I did quite a bit of storm chasing across Illinois and southern Wisconsin while I lived over there - anywhere within driving distance of home. I saw some amazing thunderstorms but the only tornado I got close to experiencing up-close and personally happened in the dark. It was fun for me, though the wife freaked out a bit.
My parents were visiting at the time so it was kinda cool for them to experience it. When the sirens went off, I was eating dinner with my parents at our local diner a couple of miles from home. We probably spent longer at the diner than we should have after that. By the time we got in the car to head home, we could have driven home without headlights because of the intensity and frequency of sheet and fork lightning. Branches were being yanked off trees, thrown at the car and strewn across the road, and the trees themselves were moving so violently that it looked for all the world like they were being felled and then standing back up again. I remember it very vividly.

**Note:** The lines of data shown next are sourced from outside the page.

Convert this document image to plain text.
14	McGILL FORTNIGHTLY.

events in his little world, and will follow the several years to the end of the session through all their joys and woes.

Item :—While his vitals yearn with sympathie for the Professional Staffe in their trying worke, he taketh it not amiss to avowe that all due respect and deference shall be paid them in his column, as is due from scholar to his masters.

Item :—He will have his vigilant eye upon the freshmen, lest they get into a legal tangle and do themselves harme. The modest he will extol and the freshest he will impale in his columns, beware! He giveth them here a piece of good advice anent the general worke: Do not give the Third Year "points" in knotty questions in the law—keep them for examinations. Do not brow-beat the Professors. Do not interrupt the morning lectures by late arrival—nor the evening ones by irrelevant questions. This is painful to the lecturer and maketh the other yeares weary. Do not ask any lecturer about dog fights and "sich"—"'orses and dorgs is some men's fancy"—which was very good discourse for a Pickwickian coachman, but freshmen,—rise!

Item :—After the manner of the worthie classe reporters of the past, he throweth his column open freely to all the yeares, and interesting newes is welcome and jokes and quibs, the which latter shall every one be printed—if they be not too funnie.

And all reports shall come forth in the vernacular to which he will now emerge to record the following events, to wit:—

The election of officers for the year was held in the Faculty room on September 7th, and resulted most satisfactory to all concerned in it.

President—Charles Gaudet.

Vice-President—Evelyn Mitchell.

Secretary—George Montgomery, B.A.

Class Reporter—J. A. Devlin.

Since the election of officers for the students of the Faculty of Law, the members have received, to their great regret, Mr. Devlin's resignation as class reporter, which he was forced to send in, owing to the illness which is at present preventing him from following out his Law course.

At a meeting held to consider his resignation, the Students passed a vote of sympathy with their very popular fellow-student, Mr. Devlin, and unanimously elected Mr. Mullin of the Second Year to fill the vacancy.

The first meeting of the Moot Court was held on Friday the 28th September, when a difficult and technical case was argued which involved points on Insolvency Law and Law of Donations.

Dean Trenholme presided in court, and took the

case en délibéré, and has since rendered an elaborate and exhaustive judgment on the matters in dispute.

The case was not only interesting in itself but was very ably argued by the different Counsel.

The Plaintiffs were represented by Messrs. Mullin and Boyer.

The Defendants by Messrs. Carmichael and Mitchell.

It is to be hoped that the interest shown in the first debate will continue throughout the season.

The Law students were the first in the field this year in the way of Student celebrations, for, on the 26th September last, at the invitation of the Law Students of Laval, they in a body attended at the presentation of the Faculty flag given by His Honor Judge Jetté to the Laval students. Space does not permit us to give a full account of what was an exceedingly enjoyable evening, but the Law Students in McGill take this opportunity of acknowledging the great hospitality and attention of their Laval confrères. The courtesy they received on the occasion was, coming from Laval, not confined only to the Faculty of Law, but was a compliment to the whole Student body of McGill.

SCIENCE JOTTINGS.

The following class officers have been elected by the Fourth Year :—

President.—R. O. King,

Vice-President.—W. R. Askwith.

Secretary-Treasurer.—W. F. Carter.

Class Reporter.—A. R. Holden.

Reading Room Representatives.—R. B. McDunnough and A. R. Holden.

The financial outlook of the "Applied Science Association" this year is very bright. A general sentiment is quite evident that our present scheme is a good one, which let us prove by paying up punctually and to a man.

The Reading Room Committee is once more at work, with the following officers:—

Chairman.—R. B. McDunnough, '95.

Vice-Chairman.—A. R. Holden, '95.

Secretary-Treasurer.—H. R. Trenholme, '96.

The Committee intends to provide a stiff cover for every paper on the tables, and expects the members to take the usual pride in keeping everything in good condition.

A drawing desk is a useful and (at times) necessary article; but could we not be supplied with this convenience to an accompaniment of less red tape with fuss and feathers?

My parents were enjoying the show, mostly I think because - like me - they didn't grow up in the midwest and didn't properly understand just how dangerous the weather can actually be. Weather in the UK just plain doesn't kill you on a whim. Not like it does in the US.
By the time we got back home, my wife and the kids were firmly installed in the basement and my wife's panic attack was just properly getting under way. The storm had all but passed by the time I managed to convince my parents that the safest place to be wasn't standing outside on the deck admiring the light show, but was actually below ground level, behind the boiler in the steel and concrete-reinforced utility room.
The hail that came down was about golf ball size, maybe a bit bigger. It destroyed the roof (everyone on the subdivision got a new roof that year) and made orange peel of both the cars in the driveway. About a quarter of a mile away, 20 houses had their roofs lifted clean off and a few cars were moved about, a couple of them turned over. Nobody was hurt, fortunately.
It certainly wasn't a major tornado but it was enough, at least for me, to gain a bit of respect for what the wind can actually do for fun. Extreme weather is something I desperately miss since moving back to the UK.